期刊论文详细信息
Journal of the American Heart Association: Cardiovascular and Cerebrovascular Disease
Association of Intracranial Aneurysms With Aortic Aneurysms in 125 Patients With Fusiform and 4253 Patients With Saccular Intracranial Aneurysms and Their Family Members and Population Controls
Juha Koskenvuo1  Behnam Rezai Jahromi2  Riikka Tulamo3  Olli Tähtinen4  Hannu Manninen4  Olli‐Pekka Kämäräinen5  Satu Kotikoski5  Antti E. Lindgren5  Jukka Huttunen5  Arttu Kurtelius5  Juha E. Jääskeläinen5  Terhi Huttunen5  Nelli Väntti5  Timo Koivisto5  Heidi Nurmonen5  Mikael von und zu Fraunberg5 
[1] Blueprint Genetics Helsinki Finland;Department of Neurosurgery Helsinki University Hospital University of Helsinki Finland;Department of Vascular Surgery Helsinki University Hospital University of Helsinki Finland;Institute of Clinical Medicine Faculty of Health Sciences University of Eastern Finland Kuopio Finland;Neurosurgery NeuroCenter Kuopio University Hospital Kuopio Finland;
关键词: abdominal aortic aneurysm;    aortic aneurysm;    fusiform intracranial aneurysm;    genetics;    intracranial aneurysm;    saccular intracranial aneurysm;   
DOI  :  10.1161/JAHA.119.013277
来源: DOAJ
【 摘 要 】

Background Varying degrees of co‐occurrence of intracranial aneurysms (IA) and aortic aneurysms (AA) have been reported. We sought to compare the risk for AA in fusiform intracranial aneurysms (fIA) and saccular intracranial aneurysms (sIA) disease and evaluate possible genetic connection between the fIA disease and AAs. Additionally, the characteristics and aneurysms of the fIA and sIA patients were compared. Methods and Results The Kuopio Intracranial Aneurysm Database includes all 4253 sIA and 125 fIA patients from its Eastern Finnish catchment population, and 13 009 matched population controls and 18 455 first‐degree relatives to the IA patients were identified, and the Finnish national registers were used to identify the individuals with AA. A total of 33 fIA patients were studied using an exomic gene panel of 37 genes associated with AAs.
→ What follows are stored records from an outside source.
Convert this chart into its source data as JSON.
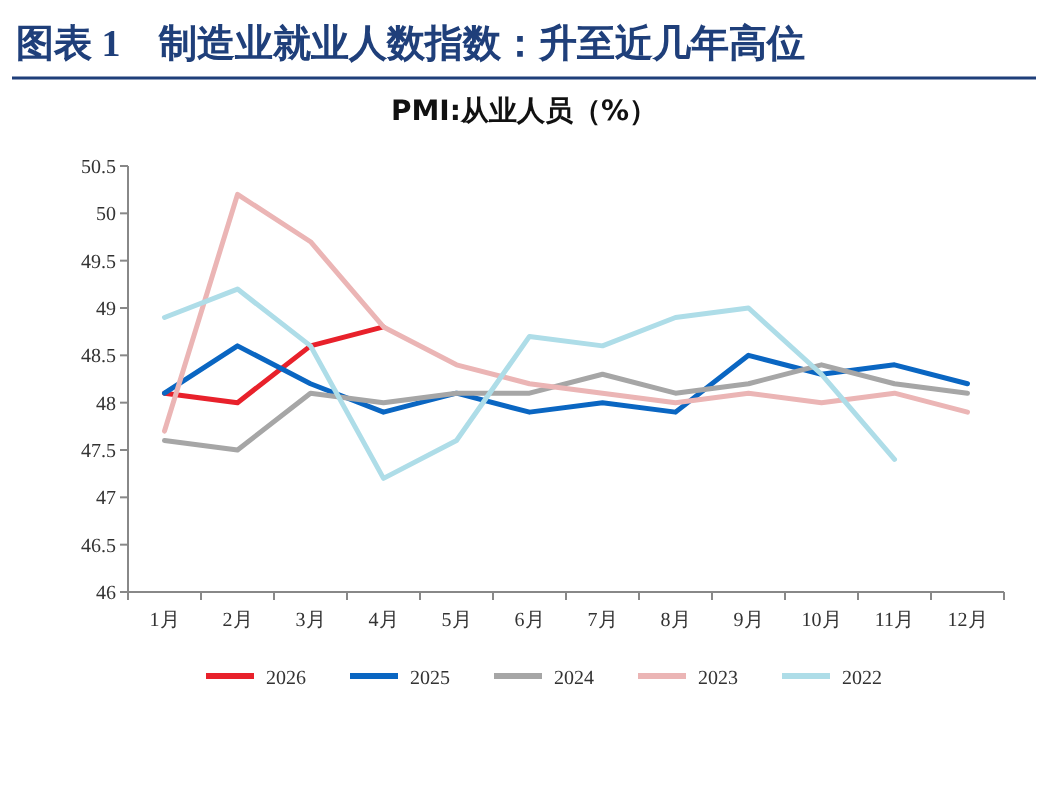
{
  "chart_data": {
    "type": "line",
    "title": "图表 1　制造业就业人数指数：升至近几年高位",
    "subtitle": "PMI:从业人员（%）",
    "categories": [
      "1月",
      "2月",
      "3月",
      "4月",
      "5月",
      "6月",
      "7月",
      "8月",
      "9月",
      "10月",
      "11月",
      "12月"
    ],
    "series": [
      {
        "name": "2026",
        "color": "#e8212b",
        "values": [
          48.1,
          48.0,
          48.6,
          48.8,
          null,
          null,
          null,
          null,
          null,
          null,
          null,
          null
        ]
      },
      {
        "name": "2025",
        "color": "#0a66c2",
        "values": [
          48.1,
          48.6,
          48.2,
          47.9,
          48.1,
          47.9,
          48.0,
          47.9,
          48.5,
          48.3,
          48.4,
          48.2
        ]
      },
      {
        "name": "2024",
        "color": "#a6a6a6",
        "values": [
          47.6,
          47.5,
          48.1,
          48.0,
          48.1,
          48.1,
          48.3,
          48.1,
          48.2,
          48.4,
          48.2,
          48.1
        ]
      },
      {
        "name": "2023",
        "color": "#ebb5b5",
        "values": [
          47.7,
          50.2,
          49.7,
          48.8,
          48.4,
          48.2,
          48.1,
          48.0,
          48.1,
          48.0,
          48.1,
          47.9
        ]
      },
      {
        "name": "2022",
        "color": "#aedde8",
        "values": [
          48.9,
          49.2,
          48.6,
          47.2,
          47.6,
          48.7,
          48.6,
          48.9,
          49.0,
          48.3,
          47.4,
          null
        ]
      }
    ],
    "ylim": [
      46,
      50.5
    ],
    "yticks": [
      46,
      46.5,
      47,
      47.5,
      48,
      48.5,
      49,
      49.5,
      50,
      50.5
    ],
    "grid": false,
    "legend": "bottom",
    "marker": "none",
    "line_style": "solid"
  }
}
Seventeen (14.4%) fIA patients and 48 (1.2%) sIA patients had a diagnosis of AA. Both fIA and sIA patients had AAs significantly more often than their controls (1.2% and 0.5%) or relatives (0.9% and 0.3%). In a competing risks Cox regression model, the presence of fIA was the strongest risk factor for AA (subdistribution hazard ratio 7.6, 95% CI 3.9–14.9, P<0.0005). One likely pathogenic variant in COL5A2 and 3 variants of unknown significance were identified in MYH11, COL11A1, and FBN1 in 4 fIA patients. Conclusions The prevalence of AAs is increased slightly in sIA patients and significantly in fIA patients. fIA patients are older and have more comorbid diseases than sIA patients but this alone does not explain their clinically significant AA risk.